Bonds issued by government-owned investment companies almost always receive top-tier credit ratings from domestic agencies because they are seen as being guaranteed by the provinces and cities that back them. But Mr Zhang puts little faith in official guarantees, saying ShineWing only audited bonds if it was very clear that borrowers were able to make repayments: “When the time comes, it won't be the government that assumes responsibility. It will be the accounting firms and the banks that do.”
China does not have a local property tax. Therefore local and provincial governments rely on other methods to generate revenue. Traditionally, they have relied on land sales to raise income but as the central government weighed on the banking sector to try and curtail property market speculation the need to find other sources of income have increased.

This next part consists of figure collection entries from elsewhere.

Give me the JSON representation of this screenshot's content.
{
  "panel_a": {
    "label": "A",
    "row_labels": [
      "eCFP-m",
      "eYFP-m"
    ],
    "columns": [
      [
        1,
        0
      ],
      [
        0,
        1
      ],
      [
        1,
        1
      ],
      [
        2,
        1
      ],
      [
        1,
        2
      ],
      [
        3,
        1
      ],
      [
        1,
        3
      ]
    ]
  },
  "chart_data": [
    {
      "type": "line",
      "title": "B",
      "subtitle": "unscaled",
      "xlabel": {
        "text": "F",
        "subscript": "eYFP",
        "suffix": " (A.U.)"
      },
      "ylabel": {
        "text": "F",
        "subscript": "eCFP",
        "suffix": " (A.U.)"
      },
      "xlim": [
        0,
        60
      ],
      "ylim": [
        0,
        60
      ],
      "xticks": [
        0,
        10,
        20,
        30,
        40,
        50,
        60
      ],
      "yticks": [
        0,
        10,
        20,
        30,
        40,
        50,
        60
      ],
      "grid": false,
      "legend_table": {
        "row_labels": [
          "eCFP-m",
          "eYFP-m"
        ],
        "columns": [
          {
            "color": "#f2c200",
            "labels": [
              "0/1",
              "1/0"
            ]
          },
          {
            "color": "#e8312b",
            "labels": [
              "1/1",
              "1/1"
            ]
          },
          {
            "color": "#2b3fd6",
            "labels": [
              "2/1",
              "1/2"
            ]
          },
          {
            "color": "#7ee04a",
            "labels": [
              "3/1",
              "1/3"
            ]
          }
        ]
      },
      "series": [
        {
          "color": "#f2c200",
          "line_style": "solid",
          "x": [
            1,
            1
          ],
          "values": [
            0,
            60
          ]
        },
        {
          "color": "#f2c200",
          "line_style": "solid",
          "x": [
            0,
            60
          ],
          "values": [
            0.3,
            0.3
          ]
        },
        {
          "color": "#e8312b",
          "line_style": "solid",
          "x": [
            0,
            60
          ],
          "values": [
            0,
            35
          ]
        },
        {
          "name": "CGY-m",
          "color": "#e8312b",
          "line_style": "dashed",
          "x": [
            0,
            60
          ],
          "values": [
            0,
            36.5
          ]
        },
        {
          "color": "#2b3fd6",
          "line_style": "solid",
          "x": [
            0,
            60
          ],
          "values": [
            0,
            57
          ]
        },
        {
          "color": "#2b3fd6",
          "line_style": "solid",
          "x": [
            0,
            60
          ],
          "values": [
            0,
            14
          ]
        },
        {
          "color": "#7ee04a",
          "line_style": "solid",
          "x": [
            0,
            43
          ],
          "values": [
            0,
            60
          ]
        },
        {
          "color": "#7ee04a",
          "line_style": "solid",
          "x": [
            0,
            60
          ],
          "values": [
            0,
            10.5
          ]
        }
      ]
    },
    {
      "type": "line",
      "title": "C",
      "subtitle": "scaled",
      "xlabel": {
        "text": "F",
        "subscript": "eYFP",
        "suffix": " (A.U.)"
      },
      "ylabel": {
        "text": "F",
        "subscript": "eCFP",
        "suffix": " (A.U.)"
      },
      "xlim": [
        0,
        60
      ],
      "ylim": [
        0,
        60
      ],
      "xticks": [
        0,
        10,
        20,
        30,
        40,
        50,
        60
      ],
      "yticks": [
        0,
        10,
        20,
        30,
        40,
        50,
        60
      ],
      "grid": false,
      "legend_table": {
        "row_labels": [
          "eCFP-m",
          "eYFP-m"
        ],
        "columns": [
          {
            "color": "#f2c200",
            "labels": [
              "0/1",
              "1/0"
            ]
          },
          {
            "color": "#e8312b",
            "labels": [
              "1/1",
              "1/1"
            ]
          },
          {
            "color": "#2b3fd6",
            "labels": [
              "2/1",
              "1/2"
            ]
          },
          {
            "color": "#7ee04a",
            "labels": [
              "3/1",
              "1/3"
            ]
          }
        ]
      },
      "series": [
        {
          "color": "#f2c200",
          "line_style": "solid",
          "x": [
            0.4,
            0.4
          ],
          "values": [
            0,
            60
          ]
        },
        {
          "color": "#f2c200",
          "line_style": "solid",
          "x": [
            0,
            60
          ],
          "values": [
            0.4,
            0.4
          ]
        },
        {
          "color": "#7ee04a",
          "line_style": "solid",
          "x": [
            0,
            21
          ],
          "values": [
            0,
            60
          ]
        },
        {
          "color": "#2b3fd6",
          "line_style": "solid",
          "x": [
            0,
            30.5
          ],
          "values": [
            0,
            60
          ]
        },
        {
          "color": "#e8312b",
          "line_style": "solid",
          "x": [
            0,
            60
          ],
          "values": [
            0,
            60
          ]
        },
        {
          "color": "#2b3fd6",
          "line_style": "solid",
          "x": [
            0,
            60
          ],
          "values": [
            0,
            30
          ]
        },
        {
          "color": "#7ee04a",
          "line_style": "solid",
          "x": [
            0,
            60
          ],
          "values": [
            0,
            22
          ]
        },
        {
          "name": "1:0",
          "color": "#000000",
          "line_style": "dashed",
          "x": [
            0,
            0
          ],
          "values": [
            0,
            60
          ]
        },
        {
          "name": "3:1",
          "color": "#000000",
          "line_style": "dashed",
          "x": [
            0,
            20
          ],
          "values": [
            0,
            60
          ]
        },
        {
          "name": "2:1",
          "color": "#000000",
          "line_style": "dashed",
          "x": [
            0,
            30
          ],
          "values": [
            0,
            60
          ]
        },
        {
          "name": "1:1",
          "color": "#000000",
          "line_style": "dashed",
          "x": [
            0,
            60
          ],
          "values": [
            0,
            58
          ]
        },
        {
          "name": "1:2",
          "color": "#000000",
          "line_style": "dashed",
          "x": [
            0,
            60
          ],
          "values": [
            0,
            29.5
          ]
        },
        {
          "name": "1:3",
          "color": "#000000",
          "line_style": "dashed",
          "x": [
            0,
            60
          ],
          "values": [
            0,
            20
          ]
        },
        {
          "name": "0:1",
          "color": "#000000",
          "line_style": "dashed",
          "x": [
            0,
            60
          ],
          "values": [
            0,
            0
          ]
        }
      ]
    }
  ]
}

Western investors will be familiar with the expediency of special purpose vehicles. These entities allow local governments, companies and individuals to act in a manner that is often prohibited under normal circumstance by keeping risky assets off balance sheets. SPVs have been a feature of the Chinese banking sector for quite some time and are likely to remain so. Do they represent a risk to the financial sector? Yes. The more important question is whether that risk is likely to pose an imminent threat? I suspect not.
The Xinhua FTSE A600 Banks Index found support in the region of the 200-day MA this week following a reversion from its February peak and posted an upside weekly key reversal. Follow through next week would bolster the bullish argument while a break back above 10600 would confirm a return to medium-term demand dominance. The Shanghai A-Shares Index has a similar pattern; also finding support in the region of the 200-day MA this week.
The Hong Kong listed H-Shares Index (P/E 8.68 Yield 3.53%) has pulled back over the last two months to test the 10000 region and rallied from that area today. A sustained move above 10850 would break the progression of lower rally highs and suggest a return to medium-term demand dominance.